Com a actual Constituição de 1976 poder-se-ia dizer que a soberania reside em Os Cidadãos, os quais nada têm de abstracto e se exprimem votando. Mas, assim como A Nação precisava de um representante que lhe entendesse os desejos, assim Os Cidadãos precisam. E, assim como, pensando estar a ouvir A Nação, Salazar ouvia os interesses da CUF e os de outras que tais, assim os nossos queridos líderes ouvem os de outras que tais.
Na maior inocência, diga-se, ouvem quem fala mais alto.
Só que, enquanto A Nação tinha a desculpa de ser abstracta para se não conseguir fazer ouvir, nós, Os Cidadãos, não temos desculpa nenhuma para estarmos tão calados, tão abstractos.
Embora o raciocínio científico tenha feito cair em desuso o analógico, ao qual os distraídos chamam “demagógico”, o cidadão, para exercer a sua soberania, tem que recorrer a analogias para dizer aos queridos líderes que decisões tomarem por ele. Imaginemos um cidadão que vai ao super-mercado comprar a comida para toda a semana e se depara com um queijo trufado francês a 20% do seu preço, uma oportunidade única, imperdível, e o compra: no primeiro dia delicia-se, e, no resto da semana, digere a experiência. Pois esse cidadão pode, e deve, dizer aos queridos líderes que não comprem o TGV que se vão (?, que nos vamos) arrepender, apesar de ser comparticipado por fundos europeus e de ser uma verdadeira pechicha.
E pode levar mais longe a analogia: “ouviram bem, queríamos 150 mil empregos! A 5000 euros por ano são 750 000 000 euros por ano, em 10 anos são 7,5 milhares de milhões de euros, o preço da linha Porto-Lisboa de Alta Velocidade.
Preferimos os empregos, é o nosso soberano desejo, ouviram bem!
Dir-lhe-iam que fazer a linha dá emprego... — tanto assim? Que as linhas de comboio trazem desenvolvimento económico…— mesmo as que não servem para transportar mercadorias, só passageiros lorpas que têm ao lado outro comboio por metade do preço?
E esses empregados todos, que haveriam de fazer? --Houve um cidadão, o director de Serralves, que propôs um “investimento público” interessante: recuperar o património. Até se arranjariam fundos europeus para a formação nesse campo. Mas, ao desempregado, interessa o emprego, mais que o campo escolhido pelo empregador.

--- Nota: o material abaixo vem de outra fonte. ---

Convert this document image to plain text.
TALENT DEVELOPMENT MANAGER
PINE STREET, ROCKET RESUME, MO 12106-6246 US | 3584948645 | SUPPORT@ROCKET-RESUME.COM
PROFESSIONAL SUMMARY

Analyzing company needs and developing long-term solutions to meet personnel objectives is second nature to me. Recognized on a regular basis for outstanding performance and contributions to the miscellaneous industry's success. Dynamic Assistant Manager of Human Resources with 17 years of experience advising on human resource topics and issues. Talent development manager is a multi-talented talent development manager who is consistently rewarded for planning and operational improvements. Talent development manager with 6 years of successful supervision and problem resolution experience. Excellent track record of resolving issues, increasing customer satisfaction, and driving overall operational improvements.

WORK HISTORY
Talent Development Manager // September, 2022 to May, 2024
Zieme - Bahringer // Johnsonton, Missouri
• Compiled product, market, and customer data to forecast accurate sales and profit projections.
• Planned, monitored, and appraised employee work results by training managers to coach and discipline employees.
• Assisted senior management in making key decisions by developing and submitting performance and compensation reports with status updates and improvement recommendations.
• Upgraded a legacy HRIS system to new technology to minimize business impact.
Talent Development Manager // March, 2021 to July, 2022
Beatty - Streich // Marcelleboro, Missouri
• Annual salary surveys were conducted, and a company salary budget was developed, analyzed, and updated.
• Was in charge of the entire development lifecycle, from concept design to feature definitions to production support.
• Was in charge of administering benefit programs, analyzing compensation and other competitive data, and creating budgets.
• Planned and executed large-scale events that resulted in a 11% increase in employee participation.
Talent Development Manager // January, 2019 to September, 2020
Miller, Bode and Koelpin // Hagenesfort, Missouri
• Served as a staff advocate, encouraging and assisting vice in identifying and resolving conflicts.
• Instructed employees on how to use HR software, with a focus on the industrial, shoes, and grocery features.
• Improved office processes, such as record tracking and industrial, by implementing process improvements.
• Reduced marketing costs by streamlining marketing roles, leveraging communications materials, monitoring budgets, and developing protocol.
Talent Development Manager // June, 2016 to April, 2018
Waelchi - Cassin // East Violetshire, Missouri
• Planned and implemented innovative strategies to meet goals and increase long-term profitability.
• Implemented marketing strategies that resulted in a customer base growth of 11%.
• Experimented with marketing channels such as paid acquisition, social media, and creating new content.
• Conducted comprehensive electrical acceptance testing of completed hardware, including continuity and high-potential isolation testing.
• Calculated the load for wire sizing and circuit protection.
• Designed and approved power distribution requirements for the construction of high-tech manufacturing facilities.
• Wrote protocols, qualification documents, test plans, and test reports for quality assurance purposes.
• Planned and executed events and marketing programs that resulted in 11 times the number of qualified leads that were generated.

O cidadão, para se fazer ouvir pelo poder central, em vez de fazer uma analogia com a sua economia familiar poderia fazê-la com a economia do seu Município. Poderia contar aos queridos líderes como, no seu Município, em vez de se construirem habitações para os pobres, as quais, por melhores que sejam, serão sempre “casas da Câmara”, bairros com um risco maior que os outros de delinquência, se tinham feito negócios com os bancos, donos de milhares de casas recebidas por execução de hipotecas, as quais casas, porque à dúzia é mais barato, tinham ficado por um óptimo preço ao Município, que assim evitara concentrar as pessoas mais pobres num bairro e contribuíra para aliviar os bancos do risco de falência.
O que o cidadão não pode é ficar calado, adormecido, como disse o comentador anónimo do último “post”. Porque, se ficar, haverá quem fale por ele! Os tais "outros que tais", que já não há monopólios, como no tempo da outra senhora, há "outros que tais"!